The balance of payments of a country is a systematic record of its receipts and payments in international transactions in a given year. Each transaction is entered on the credit and debit side of the balance sheet (see Table 1).
The principal items on the credit side are:
(1) Visible exports which relate to the goods exported for which the country receives payments.
(2) Invisible exports which refer to the services rendered by the country to other countries. Such services consist of banking, insurance, shipping, and other services rendered in the form of technical know-how, etc., money spent by tourists and students visiting the country for travel and education, etc.
(3) Transfer receipts in the form of gifts received from foreigners.
(4) Borrowings from abroad and investments by foreigners in the country.
(5) The official sale of reserve assets including gold to foreign countries and international institutions.
The principal items on the debit side are:
(1) Visible imports relating to goods imported for which the country makes payments to foreign countries.
(2) Invisible imports in the form of payments made by the home country for services rendered by foreign countries. These include ah items referred to under (2) in the above para.
(3) Transfer payments to foreigners in the form of gifts, etc.
(4) Loans to foreign countries, investments by residents in foreign countries, and debt repayments to foreign countries.
(5) Official purchase of reserve assets or gold from foreign countries and international institutions.
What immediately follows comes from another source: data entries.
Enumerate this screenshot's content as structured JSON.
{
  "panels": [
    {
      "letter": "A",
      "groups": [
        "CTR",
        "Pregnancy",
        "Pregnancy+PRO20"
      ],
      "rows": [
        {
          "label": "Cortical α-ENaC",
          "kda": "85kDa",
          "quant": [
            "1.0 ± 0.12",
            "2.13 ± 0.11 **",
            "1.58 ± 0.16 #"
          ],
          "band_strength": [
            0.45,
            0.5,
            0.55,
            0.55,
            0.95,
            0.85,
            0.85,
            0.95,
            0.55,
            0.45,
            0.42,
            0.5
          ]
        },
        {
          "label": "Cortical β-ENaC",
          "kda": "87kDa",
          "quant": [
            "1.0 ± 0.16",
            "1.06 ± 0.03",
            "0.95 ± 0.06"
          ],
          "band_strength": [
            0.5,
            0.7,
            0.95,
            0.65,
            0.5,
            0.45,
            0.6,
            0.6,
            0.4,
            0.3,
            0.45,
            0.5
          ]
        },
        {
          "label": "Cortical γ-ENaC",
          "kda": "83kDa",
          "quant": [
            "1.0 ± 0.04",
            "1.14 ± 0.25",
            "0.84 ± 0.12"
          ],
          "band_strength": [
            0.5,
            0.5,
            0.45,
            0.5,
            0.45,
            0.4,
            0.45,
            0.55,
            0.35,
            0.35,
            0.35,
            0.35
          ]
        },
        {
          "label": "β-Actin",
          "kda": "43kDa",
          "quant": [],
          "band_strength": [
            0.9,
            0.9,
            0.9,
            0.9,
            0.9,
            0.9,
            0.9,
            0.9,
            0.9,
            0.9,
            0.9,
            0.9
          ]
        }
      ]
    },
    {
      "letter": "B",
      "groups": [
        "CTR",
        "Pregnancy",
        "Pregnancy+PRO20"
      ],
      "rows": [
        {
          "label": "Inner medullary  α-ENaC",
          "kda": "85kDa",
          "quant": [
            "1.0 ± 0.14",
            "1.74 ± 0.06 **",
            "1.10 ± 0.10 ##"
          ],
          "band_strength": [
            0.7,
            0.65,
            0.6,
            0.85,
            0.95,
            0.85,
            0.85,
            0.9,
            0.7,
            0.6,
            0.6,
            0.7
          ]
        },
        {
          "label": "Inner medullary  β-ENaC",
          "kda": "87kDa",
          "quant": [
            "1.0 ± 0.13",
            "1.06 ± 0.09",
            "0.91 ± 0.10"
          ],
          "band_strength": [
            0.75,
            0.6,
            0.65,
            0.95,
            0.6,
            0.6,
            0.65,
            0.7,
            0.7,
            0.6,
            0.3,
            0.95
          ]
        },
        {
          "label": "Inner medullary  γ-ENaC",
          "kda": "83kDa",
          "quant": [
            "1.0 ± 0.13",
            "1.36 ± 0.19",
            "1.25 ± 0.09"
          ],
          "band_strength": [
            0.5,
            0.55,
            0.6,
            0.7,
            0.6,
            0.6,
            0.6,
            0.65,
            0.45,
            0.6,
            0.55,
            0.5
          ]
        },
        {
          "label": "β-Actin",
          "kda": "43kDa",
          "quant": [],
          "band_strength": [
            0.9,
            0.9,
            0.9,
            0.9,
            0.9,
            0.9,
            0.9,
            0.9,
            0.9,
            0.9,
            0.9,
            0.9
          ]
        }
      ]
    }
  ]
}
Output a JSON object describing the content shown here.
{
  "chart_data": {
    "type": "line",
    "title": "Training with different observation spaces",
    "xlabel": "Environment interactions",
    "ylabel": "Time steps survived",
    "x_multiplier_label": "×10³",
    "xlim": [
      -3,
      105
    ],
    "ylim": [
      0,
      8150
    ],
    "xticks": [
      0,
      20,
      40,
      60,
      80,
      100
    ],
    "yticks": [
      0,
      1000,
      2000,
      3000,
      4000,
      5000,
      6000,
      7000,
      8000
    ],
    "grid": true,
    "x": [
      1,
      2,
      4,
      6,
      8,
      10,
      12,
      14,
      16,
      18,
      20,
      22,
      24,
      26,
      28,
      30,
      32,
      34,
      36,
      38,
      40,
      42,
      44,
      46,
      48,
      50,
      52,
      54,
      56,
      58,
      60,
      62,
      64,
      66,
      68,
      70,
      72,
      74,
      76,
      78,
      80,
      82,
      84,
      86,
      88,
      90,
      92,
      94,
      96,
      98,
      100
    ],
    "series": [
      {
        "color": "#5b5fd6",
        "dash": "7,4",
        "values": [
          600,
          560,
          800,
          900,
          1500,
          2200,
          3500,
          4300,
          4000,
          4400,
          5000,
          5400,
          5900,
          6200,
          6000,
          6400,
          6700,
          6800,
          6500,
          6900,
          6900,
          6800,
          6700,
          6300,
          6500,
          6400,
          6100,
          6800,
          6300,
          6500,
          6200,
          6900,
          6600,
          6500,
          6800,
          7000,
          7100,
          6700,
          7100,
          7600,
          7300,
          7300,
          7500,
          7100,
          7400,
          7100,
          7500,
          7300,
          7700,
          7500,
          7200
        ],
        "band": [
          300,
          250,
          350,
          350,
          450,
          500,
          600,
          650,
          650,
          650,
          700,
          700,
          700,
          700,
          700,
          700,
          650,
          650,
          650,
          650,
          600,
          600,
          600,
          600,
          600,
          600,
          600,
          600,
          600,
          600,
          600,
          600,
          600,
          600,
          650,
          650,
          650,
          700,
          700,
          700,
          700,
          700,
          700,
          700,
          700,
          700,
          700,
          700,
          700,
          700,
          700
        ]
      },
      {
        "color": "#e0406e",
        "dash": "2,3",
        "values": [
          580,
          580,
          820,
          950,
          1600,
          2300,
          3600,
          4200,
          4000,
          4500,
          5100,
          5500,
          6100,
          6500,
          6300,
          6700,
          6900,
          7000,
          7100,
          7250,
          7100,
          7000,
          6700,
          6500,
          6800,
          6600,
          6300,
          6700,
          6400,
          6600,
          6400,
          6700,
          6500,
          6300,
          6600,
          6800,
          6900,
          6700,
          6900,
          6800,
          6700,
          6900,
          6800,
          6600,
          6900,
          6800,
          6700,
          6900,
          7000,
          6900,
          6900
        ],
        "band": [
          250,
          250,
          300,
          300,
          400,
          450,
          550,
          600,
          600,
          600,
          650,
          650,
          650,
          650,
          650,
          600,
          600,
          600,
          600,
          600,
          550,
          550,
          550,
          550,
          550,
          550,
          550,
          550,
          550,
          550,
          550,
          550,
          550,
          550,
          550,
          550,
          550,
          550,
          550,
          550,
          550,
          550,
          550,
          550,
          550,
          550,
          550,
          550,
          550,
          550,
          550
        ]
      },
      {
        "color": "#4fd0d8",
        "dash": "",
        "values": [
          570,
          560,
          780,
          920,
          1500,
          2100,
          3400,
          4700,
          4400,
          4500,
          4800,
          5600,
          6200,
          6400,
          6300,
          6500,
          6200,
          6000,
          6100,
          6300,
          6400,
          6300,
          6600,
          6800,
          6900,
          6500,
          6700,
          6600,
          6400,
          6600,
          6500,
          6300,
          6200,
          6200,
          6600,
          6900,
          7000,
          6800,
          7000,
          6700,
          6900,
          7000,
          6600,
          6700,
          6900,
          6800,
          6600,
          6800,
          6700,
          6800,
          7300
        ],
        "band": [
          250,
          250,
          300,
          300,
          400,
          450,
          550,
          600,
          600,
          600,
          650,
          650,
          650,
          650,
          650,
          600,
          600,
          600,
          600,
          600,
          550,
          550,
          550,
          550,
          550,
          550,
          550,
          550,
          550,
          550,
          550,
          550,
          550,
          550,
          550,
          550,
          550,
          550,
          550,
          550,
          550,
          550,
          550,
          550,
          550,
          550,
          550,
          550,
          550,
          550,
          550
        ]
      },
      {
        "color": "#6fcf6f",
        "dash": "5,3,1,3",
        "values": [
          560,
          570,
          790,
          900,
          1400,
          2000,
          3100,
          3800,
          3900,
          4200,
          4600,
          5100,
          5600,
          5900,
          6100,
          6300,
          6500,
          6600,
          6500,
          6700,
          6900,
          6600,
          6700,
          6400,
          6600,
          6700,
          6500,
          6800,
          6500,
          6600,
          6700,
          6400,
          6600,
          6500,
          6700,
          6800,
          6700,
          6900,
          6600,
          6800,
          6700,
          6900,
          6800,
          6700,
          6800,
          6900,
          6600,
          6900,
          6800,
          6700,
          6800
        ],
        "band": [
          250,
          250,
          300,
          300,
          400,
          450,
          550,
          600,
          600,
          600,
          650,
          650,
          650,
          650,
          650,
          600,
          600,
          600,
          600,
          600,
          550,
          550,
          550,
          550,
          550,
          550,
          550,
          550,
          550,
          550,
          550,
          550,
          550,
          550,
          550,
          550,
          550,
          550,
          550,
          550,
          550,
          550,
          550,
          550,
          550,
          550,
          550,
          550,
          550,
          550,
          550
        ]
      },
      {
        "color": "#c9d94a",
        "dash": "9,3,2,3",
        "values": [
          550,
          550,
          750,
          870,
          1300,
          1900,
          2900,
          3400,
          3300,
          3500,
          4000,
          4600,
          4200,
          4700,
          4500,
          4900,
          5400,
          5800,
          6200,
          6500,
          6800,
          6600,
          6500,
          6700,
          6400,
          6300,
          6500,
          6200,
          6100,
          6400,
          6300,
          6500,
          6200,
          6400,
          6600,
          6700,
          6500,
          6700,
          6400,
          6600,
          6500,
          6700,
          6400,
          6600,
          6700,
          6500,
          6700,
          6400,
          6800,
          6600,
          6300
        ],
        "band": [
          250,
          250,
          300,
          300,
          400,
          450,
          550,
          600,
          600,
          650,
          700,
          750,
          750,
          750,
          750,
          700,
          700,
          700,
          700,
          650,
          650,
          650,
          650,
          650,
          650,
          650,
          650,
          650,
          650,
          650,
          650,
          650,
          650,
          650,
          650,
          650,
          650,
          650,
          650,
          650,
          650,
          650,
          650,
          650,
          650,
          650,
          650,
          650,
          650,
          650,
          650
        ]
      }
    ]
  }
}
If the total receipts from foreigners on the credit side exceed the total payments to foreigners on the debit side, the balance of payments is said to be favourable. On the other hand, if the total payments to foreigners exceed the total receipts from foreigners, the balance of payments is unfavourable.
The balance of trade is the difference between the value of goods and services exported and imported. In contains the first two items of the balance of payments account on the credit and the debit side. This is known as “balance of payment on current account.” Some writers define the balance of trade as the difference between the value of merchandise exports and imports. Prof. Meade regards this way of defining the balance of trade as wrong and of minor economic significance from the point of view of the national income of the country.
In equation form, the balance of payments of Y = C + I + G + (X-M) which includes all transactions which give rise to or exhaust national income. In the equation, Y refers to national income, C to consumption expenditure, I to investment expenditure, G to government expenditure, X to exports of goods and services and M to imports of goods and services.
The expression (X – M) denotes the balance of trade. If the difference between X and M is zero, the balance of trade balances. If X is greater than M, the balance of trade is favourable, or there is surplus balance of trade. On the other hand, if X is less than M, the balance of trade is in deficit or is unfavourable.